Ayer hablaba de que fidelidad (a los textos sagrados) no implica necesariamente una estricta “literalidad”. Adaptar a la pantalla supone re-crear la historia, y eso exige introducir cambios y recortes. Otra cosa es la invención gratuita y sin fundamento, como sucedió en determinados pasajes de La historia más grande jamás contada (1965), de George Stevens.
En el guión de esa cinta fue muy criticada la frecuente refundición de textos escriturísticos o el trasvase de un diálogo concreto a otra escena sin relación alguna. Por la necesidad de comprimir el tiempo, es práctica habitual en las películas del género biográfico fundir diversos pasajes del protagonista en una sola secuencia, pero en el filme de Stevens se abusa tanto de esta licencia narrativa que, tratándose de textos sagrados, motivó no pocas reservas en los espectadores.
Tal vez el caso más llamativo es la conversación de Jesús en Betania, en casa de Marta, María y Lázaro. En boca de Lázaro pone el guionista la pregunta que un escriba hizo a Jesús: “Maestro, ¿cuál es el mandamiento principal de la Ley?” (Mt 22, 36).A continuación viene la famosa respuesta del Señor (“Amarás al Señor tu Dios con todo tu corazón y con toda tu alma y con toda tu mente”) y sigue la exclamación del escriba: “Bien dices, Maestro…”. Solo que aquí ese pasaje aparece en boca de Lázaro, y cambiando el contenido de las palabras de la Escritura: “Bien dices, Maestro, que amar al prójimo —en vez de amar a Dios— vale más que todos los holocaustos y sacrificios”. Es lógico que esa traslación indebida, de una escena a otra, y los cambios introducidos en el discurso, suscitaran la reticencia de los espectadores.

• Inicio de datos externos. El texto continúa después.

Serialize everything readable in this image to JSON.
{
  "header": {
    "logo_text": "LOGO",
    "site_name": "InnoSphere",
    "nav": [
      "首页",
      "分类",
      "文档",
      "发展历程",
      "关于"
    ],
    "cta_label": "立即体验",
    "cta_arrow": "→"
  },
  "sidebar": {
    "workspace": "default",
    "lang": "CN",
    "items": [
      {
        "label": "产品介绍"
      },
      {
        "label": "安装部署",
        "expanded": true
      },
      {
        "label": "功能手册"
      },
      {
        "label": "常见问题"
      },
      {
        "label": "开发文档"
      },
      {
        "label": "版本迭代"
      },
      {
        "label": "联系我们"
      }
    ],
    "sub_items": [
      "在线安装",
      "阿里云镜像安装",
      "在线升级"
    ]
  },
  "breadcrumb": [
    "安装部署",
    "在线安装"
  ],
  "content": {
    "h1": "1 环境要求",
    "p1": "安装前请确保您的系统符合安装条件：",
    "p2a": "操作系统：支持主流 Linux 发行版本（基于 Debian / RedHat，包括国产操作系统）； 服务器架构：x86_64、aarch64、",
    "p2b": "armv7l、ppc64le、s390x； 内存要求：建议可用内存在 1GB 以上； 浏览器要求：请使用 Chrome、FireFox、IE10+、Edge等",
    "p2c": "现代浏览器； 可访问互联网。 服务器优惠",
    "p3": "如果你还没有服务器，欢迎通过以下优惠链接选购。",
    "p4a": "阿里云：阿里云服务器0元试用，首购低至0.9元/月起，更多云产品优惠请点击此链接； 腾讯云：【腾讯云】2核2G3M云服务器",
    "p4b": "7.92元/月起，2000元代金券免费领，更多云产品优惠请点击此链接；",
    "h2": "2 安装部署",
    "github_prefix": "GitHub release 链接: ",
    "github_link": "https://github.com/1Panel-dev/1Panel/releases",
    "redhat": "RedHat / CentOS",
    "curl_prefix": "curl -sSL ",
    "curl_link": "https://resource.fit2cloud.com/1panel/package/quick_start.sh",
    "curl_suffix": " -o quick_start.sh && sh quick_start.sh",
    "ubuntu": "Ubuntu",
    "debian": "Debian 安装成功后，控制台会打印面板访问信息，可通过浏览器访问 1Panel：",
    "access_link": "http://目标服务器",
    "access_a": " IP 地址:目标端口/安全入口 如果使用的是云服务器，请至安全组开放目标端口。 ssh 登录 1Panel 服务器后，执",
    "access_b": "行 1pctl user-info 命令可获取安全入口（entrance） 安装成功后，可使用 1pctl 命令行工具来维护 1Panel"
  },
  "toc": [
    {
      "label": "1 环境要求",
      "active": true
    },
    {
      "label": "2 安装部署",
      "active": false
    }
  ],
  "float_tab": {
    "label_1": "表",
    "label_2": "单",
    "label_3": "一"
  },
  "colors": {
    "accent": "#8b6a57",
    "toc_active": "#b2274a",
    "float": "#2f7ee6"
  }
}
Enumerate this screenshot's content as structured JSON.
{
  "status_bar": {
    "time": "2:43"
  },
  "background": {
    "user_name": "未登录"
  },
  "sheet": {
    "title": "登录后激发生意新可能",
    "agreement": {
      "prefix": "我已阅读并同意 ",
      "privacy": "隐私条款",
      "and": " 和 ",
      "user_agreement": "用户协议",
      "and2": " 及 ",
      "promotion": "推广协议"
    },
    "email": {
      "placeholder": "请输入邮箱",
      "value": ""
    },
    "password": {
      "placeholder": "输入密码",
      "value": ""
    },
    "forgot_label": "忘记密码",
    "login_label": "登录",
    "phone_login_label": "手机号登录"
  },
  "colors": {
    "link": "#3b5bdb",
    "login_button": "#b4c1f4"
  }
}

Pero aún hay más. A continuación, la escena enlaza repentinamente con el pasaje evangélico del joven rico, pues en el filme es el mismísimo Lázaro quien dice a Jesús: “Señor, te seguiré a donde quiera que vayas”, y es también él quien escucha la respuesta divina, solo que formulada como pregunta: “¿Renunciarías a todo lo que posees y me seguirías?”. Ante esta inesperada exigencia, contesta Lázaro: “¿¡Quién podría hacer tal cosa!?”. Y el Señor se va de su casa, no sin antes incluir en su postrer diálogo algunos fragmentos de otros pasajes evangélicos: “Donde esté tu riqueza, allá estará tu corazón… No se puede servir a dos señores… Conozco a una viuda que echó dos monedas en el Templo…”.
La mayor parte de estas críticas provenían de protestantes puritanos, pues ellos son mucho más estrictos que otras confesiones cristianas en lo que se refiere a la literalidad de los textos. Algunos puritanos criticaron, además, la libertad con que Stevens dramatizó determinados pasajes. En la película, Judas Iscariote acaba con su vida arrojándose al fuego, pero las Escrituras afirman claramente que Judas se ahorcó (Mt 27,5; Hechos 1, 18). El director, sabiendo que buena parte de la audiencia asociaría el Infierno con las llamas, pensó que éste sería un acertado símbolo visual: Judas se arroja “figuradamente” a las llamas del Infierno. Pero buena parte de la audiencia no lo consideró acertado. De la misma manera, en el diálogo entre Jesús y Pilatos, Stevens añadió unas palabras que no figuran en los Evangelios. Cuando Jesús afirma que es Hijo de Dios, Pilatos responde: “¿De qué dios?, ¿de Marte, de Hércules, de Júpiter?”. Tampoco esto gustó a los puritanos de Estados Unidos, que pidieron mayor respeto a lo que explícitamente señala el texto evangélico.
Evidentemente, ésta no es de las películas menos fieles al espíritu del Evangelio. Es más: considero que es una buena adaptación, e incluso la considero ente las mejores cintas sobre Jesús. Pero sí me parece paradigmática de cómo la libertad creativa, cuando defrauda las expectativas de fidelidad del público, puede provocar fuertes rechazos. Y esto, insisto, a pesar de su buena factura.
La fidelidad, muchas veces, está en los pequeños detalles. Por supuesto, cabe la imaginación en lo que el Evangelio no cuenta, pero es más discutible la adulteración de un texto conocido, cuando implica un evidente cambio del sentido de la Escritura.